До той минуты всё происходящее ещё можно было как-то втиснуть в привычные рамки безумия, слабости, бреда, игры расстроенного сознания. Один чужой голос внутри головы — уже достаточно страшно, но хотя бы понятно в своём ужасе. Однако множественное число всё меняло. За этим приветствием стояло не одно существо, не один разум, а несколько. Или нечто единое, что всё равно мыслило себя как множество.
Первым делом я, конечно, начал думать о самом очевидном: кто это и что вообще со мной произошло. Вопросы теснились, перебивали друг друга, но все они, по сути, крутились вокруг одного и того же — вокруг этого странного присутствия и того непостижимого способа, которым оно со мной разговаривало.
И вдруг среди этих мыслей всплыло другое, неожиданное: почему я, собственно, не спрашиваю, где я?
Вопрос показался мне почти нелепым, и я тут же сам себе ответил — с раздражением, почти насмешливо. А зачем это спрашивать? Что за глупость? И так ведь ясно. В лесу. Лежу в лесу, на земле, среди травы. Где же мне ещё быть?
Нет, — прозвучал ответ.
Он не перебил мою мысль, не вторгся грубо, а просто встал внутри неё с такой точностью, будто ждал именно этого рассуждения.
Дело не в том, что ты в лесу или не в лесу, а в том, на какой планете.

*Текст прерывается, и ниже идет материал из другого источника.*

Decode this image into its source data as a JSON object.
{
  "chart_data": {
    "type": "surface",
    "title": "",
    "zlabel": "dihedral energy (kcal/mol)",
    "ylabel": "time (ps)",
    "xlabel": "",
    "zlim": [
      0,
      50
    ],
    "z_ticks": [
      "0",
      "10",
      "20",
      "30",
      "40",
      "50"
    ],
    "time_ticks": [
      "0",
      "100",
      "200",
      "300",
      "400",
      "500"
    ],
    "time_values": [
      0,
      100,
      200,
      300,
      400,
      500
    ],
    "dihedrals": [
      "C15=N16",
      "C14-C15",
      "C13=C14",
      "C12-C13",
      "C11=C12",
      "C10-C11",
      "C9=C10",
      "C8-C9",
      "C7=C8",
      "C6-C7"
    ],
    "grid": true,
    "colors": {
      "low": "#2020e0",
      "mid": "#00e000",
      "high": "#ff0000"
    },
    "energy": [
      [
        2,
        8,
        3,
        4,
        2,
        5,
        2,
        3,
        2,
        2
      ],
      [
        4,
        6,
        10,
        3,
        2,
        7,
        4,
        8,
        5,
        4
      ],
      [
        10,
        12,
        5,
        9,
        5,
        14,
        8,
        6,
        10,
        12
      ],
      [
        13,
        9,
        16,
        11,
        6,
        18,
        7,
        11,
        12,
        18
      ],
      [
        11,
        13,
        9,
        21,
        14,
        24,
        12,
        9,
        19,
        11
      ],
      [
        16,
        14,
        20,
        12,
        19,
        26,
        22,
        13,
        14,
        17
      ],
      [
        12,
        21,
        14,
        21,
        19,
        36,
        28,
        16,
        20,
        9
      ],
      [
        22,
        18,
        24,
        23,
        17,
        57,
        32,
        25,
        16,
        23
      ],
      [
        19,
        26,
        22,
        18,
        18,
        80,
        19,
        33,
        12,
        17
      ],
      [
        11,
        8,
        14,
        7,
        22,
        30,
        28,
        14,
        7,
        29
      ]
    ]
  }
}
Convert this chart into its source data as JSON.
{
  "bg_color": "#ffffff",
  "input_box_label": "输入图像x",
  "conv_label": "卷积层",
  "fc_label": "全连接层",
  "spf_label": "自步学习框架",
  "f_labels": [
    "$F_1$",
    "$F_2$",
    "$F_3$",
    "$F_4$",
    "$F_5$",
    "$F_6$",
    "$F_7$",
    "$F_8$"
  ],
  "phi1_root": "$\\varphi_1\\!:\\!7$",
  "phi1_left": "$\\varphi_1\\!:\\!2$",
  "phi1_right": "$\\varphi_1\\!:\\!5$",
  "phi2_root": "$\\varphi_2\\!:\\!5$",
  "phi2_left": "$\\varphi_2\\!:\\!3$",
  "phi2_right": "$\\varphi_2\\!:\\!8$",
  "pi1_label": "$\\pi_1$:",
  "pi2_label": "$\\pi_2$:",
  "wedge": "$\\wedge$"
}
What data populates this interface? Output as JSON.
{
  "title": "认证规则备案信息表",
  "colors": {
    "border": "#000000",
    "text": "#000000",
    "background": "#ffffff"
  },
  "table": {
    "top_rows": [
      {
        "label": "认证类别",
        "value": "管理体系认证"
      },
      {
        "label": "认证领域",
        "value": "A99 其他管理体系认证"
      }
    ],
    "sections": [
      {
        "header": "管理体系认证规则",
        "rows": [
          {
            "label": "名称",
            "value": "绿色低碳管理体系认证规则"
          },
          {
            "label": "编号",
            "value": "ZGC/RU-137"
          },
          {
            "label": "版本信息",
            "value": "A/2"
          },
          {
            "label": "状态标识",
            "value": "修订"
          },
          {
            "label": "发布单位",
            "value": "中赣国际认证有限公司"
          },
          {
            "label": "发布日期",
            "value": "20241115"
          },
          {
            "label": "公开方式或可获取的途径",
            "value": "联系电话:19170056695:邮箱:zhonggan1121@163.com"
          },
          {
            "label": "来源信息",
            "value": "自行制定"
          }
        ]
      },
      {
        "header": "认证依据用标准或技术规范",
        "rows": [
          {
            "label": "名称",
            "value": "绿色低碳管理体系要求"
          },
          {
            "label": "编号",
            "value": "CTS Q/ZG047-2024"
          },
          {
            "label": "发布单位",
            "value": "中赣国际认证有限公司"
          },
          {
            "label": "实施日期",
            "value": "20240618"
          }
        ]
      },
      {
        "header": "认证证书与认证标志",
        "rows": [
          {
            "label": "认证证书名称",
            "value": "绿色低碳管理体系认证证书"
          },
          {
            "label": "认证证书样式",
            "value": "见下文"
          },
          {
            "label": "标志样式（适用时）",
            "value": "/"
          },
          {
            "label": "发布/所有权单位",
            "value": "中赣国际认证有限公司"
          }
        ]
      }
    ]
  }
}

Вот это уже было совсем смешно.
Если до сих пор происходящее ещё можно было пытаться воспринимать всерьёз, то теперь во мне поднялось почти злое недоверие. Что это ещё за игра разума? На какой планете? В самом деле? Не хватало только, чтобы собственное помрачившееся сознание принялось разыгрывать передо мной дешёвую фантастическую сцену.
Ясное дело — на Земле.
И ответил я это почти с внутренним упрямством, как отвечают кому-то, кто задаёт слишком нелепые вопросы. На Земле, разумеется. Где же ещё? Лес вокруг меня — тот же. Трава — та же. Земля подо мной тёплая, сухая, живая. Всё выглядит привычным до мелочей, до последнего стебля.
Правда, ветра не было.
И насекомых тоже.
Эта мысль пришла уже следом, без приглашения, и сразу неприятно зацепила. Слишком тихо. Слишком неподвижно. Сначала мне казалось, что в этом нет ничего особенного: мало ли, бывает затишье, бывает полдень, когда даже лес словно замирает под солнцем. Можно было бы и это объяснить жарой, случайностью, особенностью дня.
Но, подумав так, я почти сразу понял, что лгу сам себе.
Нет, это не было обычным явлением. Уж кому-кому, а мне это было известно слишком хорошо. Я слишком много времени провёл в лесах, чтобы не чувствовать разницу между естественной тишиной и тишиной неправильной. Даже в самый жаркий час лес не бывает по-настоящему безмолвным. Где-то обязательно звенит мошкара, шуршит в траве мелкая жизнь, едва слышно работает невидимое, но непрерывное движение мира. Лес может притихнуть — но не онеметь.
А здесь он именно онемел.
— Хорошо, — сказал я вслух и тут же снова почувствовал знакомую вибрацию вместе с почти укоризненным призывом:
Тииише.
Я спохватился.
Хорошо, — уже мысленно повторил я, стараясь больше не шевелить губами. Если я не на Земле, то...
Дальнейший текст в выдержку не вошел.